O’Neill and his colleagues from the Humanities Division used a grant from the Andrew W. Mellon Foundation to create the Colby Center for the Arts and Humanities, which opened in 2012. In the decade since, the center has become a vital plank in Colby’s public identity and integral to its educational mission. Most important, it has placed the humanities at the heart of the Colby experience. Today, because of the range and reach of the center’s activities, it’s nearly impossible for Colby students not to incorporate a humanistic perspective into their studies and daily lives.
“The center has had exactly the effect we hoped it would have,” said O’Neill, who recently stepped aside as founding director. He called its success “the greatest joy of my academic life,” and attributed that success to the collaborative spirit of students, faculty, and staff across the College. “I am a big believer in collective wisdom, and when that wisdom is produced by a group that is diverse in every way, it is a wonderful experience and also more likely to succeed.”
Those who have worked alongside O’Neill said he deserves credit for the center’s success. Philosophy professor Lydia Moland cited his “almost pathological commitment to consensus” and his patience with his ability to bring people together for a common goal.
“It took all of us to do this,” Moland told her colleagues at a reception for O’Neill, “(but) none of it would have happened without Kerill. He beautifully combines vision, collaboration, and inspiration. He is a wonderful mentor, an excellent administrator, and a reliable source of infectious energy and fun.”
The new director is Dean Allbritton, associate professor of Spanish. The center’s past associate director, Allbritton began as director at the beginning of the 2021-22 academic year.
The center’s influence reaches far beyond the student population. It hosts internationally known thinkers and scholars for public lectures and discussions, and this past spring featured Pulitzer Prize-winning journalist Nikole Hannah-Jones. Past speakers have included social activists and environmentalists Cornel West, Winona LaDuke, and Bill McKibben.
The center arranges public programs that revolve around annual themes, creates labs for ongoing academic inquiries, and provides research money for faculty and students alike. The theme of the past academic year was “Freedom and Captivity,” with workshops, lectures, exhibitions, webinars, and other activities by abolitionists, philosophers, and artists that focused on the humanistic impact of mass incarceration and displacement. Colby faculty created 25 courses related to the theme.
Allbritton, who has been at Colby since 2011, intends to build on the center’s strong foundations while exploring new opportunities related to diversity and inclusion.
As a first-generation-to-college professor with ties to his Latinx roots, Allbritton thinks about diversity in his daily life, and he explores it in his research. Those sensibilities are evident already in his work at the center in the Critical Race Collaborative, which is building a network among scholars working on race and identity at Colby to encourage new ideas.
What he loves about the center is what he loves about Colby: Opportunity.
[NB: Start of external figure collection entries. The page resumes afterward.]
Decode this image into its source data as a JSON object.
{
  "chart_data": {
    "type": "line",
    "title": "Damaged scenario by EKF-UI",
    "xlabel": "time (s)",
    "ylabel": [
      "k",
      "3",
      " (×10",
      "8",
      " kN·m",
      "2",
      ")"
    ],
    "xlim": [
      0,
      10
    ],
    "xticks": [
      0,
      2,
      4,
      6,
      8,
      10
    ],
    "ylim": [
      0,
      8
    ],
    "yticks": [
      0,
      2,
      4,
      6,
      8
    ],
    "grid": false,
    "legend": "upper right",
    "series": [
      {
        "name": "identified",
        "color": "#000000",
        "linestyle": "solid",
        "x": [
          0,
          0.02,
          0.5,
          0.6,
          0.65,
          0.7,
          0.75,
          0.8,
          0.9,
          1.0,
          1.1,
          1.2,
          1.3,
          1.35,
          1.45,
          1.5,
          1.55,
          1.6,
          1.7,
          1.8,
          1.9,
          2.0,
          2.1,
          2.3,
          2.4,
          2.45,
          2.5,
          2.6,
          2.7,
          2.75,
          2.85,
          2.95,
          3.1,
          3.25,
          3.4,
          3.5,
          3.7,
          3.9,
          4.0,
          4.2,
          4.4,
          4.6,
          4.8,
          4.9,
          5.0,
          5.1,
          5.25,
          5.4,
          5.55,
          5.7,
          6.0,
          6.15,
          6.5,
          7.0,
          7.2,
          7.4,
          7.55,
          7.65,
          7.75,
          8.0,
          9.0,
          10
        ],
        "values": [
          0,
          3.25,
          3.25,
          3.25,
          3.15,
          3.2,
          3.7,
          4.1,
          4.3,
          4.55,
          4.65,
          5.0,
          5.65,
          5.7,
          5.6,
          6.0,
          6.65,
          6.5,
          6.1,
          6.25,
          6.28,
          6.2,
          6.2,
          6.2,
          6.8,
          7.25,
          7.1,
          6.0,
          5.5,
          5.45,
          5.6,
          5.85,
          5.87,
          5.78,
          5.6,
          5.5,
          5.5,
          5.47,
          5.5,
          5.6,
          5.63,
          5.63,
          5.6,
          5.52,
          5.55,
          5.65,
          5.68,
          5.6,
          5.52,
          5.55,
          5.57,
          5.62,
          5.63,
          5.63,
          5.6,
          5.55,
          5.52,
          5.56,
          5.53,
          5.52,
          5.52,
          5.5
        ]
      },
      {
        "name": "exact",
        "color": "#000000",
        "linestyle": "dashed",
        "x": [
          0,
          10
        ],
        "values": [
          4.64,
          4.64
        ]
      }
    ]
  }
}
The Mellon Foundation grant established the center, and Colby has continued its funding. “We sometimes overuse the word, but there is so much possibility available here,” Allbritton said of Colby. “Our faculty are eager to explore new things and have such dynamic and exciting ideas. And because we have the funding and the willingness to make these ideas a reality, we are able to support both our faculty and students in their creative engagement with the world.”
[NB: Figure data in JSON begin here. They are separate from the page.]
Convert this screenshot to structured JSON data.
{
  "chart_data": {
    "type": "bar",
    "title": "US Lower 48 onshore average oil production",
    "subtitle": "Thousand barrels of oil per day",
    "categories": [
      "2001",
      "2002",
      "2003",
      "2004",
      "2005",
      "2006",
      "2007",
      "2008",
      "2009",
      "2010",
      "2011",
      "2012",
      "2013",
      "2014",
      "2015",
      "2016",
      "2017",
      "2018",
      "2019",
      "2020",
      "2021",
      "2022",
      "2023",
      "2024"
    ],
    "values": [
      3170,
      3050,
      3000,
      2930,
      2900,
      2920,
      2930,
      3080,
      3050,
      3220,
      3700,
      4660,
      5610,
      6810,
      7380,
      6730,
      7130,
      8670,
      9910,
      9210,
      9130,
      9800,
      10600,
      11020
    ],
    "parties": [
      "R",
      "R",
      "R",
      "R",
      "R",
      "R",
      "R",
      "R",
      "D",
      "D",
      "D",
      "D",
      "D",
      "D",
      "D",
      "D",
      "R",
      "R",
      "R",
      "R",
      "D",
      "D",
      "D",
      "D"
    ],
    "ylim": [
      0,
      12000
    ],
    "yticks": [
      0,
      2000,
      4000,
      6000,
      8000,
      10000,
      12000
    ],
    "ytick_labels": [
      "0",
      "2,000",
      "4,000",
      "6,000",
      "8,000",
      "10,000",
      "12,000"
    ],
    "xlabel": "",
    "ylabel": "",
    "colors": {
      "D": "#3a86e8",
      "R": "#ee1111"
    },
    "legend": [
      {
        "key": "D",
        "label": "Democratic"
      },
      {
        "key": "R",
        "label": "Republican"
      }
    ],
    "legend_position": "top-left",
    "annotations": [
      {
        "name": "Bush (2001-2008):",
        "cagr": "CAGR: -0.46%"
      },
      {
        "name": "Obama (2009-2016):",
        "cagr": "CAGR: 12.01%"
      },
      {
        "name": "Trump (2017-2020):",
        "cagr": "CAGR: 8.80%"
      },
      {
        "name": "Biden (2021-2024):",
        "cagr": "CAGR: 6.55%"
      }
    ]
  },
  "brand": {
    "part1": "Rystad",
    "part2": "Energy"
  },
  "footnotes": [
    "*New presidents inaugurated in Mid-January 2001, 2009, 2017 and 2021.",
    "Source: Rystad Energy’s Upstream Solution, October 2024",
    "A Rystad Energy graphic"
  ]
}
Though he is no longer the center’s director, O’Neill remains active with issues related to the arts and humanities across campus and across the region. At Colby, he is the new special assistant to the provost for humanities initiatives. He recently became director of the New England Humanities Consortium, ensuring Colby’s stature as a regional hub for humanistic pursuits.
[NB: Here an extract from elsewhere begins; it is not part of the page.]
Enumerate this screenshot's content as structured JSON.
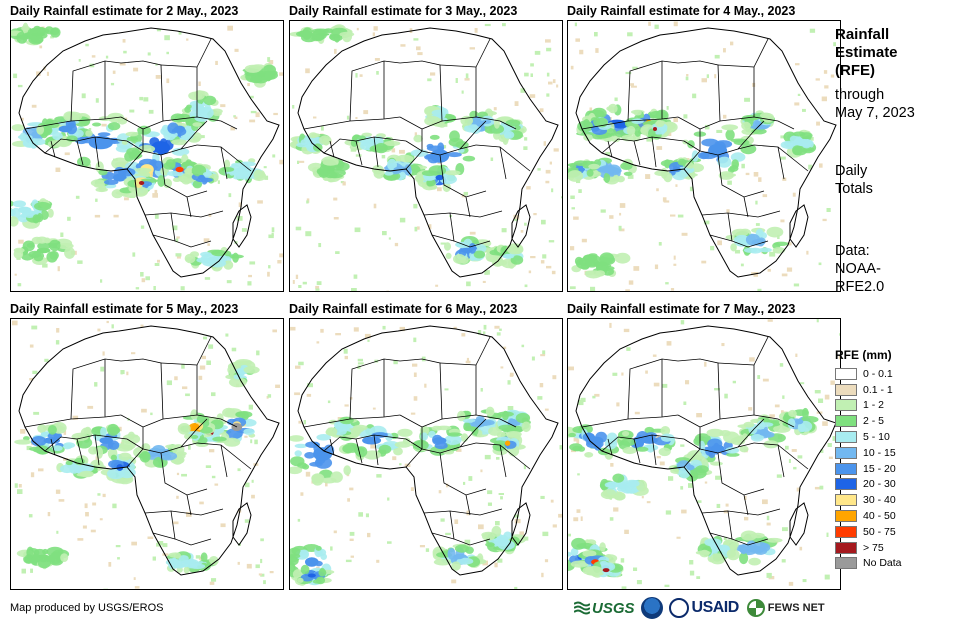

In August, he will help lead the latest Colby Summer Institute in the Environmental Humanities, which is part of the center’s larger and ongoing Environmental Humanities Initiative. For a week in August, top international environmental humanists will gather at Colby to give lectures, lead workshops, and discuss climate change and other environmental crises.
“It’s a wonderful thing for Colby, and it gives me some hope,” O’Neill said. “Multiple Colby colleagues will be rubbing shoulders with the best and the brightest working on the biggest issue of our age. We have known the science of climate change now for decades, but the problem has only gotten worse. Maybe we need a liberal-arts response to fix this global crisis.”